The study, from the University of California-Irvine, is published in the journal ACS Central Science.
Some vaccines use a weakened or inactive version of the whole pathogen - for example, the flu vaccine - others use just a segment of the pathogen, such as a key protein or molecule (examples include vaccines for hepatitis B and meningitis). This second type is known as an antigen-based vaccine.

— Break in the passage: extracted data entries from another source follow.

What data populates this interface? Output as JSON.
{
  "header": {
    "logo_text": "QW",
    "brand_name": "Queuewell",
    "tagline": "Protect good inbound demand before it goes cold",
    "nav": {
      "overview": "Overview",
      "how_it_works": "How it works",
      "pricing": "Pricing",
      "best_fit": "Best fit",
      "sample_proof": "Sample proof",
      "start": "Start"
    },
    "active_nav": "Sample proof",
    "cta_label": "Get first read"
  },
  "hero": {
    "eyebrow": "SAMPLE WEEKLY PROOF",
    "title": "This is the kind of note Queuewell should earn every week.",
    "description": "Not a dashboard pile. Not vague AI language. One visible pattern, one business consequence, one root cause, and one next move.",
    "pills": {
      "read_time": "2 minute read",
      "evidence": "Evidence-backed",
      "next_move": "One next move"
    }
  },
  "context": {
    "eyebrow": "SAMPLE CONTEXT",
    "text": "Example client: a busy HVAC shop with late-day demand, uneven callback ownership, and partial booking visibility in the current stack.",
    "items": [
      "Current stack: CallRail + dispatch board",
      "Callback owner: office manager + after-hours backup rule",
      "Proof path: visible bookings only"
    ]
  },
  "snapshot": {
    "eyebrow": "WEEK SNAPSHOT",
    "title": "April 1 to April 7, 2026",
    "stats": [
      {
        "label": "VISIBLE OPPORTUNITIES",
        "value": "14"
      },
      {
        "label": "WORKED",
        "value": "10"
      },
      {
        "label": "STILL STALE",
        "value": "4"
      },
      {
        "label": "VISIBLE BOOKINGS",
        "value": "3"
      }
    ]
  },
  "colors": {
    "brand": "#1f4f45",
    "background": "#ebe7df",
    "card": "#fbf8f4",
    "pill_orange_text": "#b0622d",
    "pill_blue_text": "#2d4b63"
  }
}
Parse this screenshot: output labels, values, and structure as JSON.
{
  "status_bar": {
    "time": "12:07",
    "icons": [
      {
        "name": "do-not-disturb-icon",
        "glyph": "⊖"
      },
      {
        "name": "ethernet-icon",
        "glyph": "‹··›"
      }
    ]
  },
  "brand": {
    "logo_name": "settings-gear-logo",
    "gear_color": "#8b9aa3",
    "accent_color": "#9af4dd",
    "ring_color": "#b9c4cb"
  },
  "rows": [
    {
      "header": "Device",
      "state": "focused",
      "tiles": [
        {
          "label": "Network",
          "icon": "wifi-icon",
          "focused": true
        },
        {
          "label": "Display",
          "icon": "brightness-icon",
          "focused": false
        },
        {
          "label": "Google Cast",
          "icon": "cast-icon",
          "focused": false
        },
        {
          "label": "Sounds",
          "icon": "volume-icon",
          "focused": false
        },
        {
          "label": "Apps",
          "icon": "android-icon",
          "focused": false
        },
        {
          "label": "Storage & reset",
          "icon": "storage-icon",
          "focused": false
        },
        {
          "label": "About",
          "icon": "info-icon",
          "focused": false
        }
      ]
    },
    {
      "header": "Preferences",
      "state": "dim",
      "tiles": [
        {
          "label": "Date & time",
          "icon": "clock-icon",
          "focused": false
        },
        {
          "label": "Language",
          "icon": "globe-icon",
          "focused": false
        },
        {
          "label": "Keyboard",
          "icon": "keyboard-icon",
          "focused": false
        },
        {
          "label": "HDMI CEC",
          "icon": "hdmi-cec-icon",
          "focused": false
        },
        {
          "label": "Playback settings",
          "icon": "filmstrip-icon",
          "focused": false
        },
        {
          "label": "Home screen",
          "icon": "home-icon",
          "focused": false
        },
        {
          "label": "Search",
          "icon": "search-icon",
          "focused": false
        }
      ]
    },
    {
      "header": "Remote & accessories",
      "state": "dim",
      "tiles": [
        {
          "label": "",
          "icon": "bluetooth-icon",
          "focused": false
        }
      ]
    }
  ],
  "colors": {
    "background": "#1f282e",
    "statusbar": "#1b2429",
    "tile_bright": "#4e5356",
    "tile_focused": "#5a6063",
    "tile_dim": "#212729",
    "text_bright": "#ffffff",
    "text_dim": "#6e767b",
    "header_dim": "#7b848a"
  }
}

When the vaccine uses the whole pathogen, the immune system response is strong and activates immune system "watchmen" proteins - the toll-like receptors (TLRs).
Antigen-based vaccines do not trigger a strong immune response and produce fewer side effects. To enhance their effectiveness, vaccine developers usually add a boosting agent - an adjuvant - commonly a TLR agonist, or activator.
TLRs are part of the innate immune system, a cluster of all-purpose first responders that is distinct from the adaptive immune system, which takes longer to kick in and reacts in a more specialized way. TLRs are first on the scene and, on spotting invading microbes, activate immune and inflammatory responses to destroy them.
In nature, different TLR activators work together to direct the immune system, but it is not clear how they do this and the biological mechanisms involved.
Defined organization of TLR agonists is more effective
The researchers had a hunch that the way the TLR agonists are chemically linked in space might make a difference to how well they work together, so they synthesized and tested spatially different combinations of agonists for three TLRs: TLR4, 7 and 9.
By testing the different combinations on immune cells in the petri dish and also in mice, the team found that a particular spatial combination of the three TLR agonists was more effective at triggering immune reactions than simply mixing the three ingredients together.
They also ran further tests to explore which components of the most effective arrangement were important and which parts of the immune system they triggered. The authors conclude:
"These studies demonstrate how activation of multiple TLRs through chemically and spatially defined organization assists in guiding immune responses, providing the potential to use chemical tools to design and develop more effective vaccines."
Another example of boosting vaccine effectiveness that Medical News Today learned about recently is new research from Australia where scientists are working on a multitasking flu vaccine. In animal trials, they showed that adding an adjuvant comprising a string of fat molecules activates both innate and adaptive immune responses.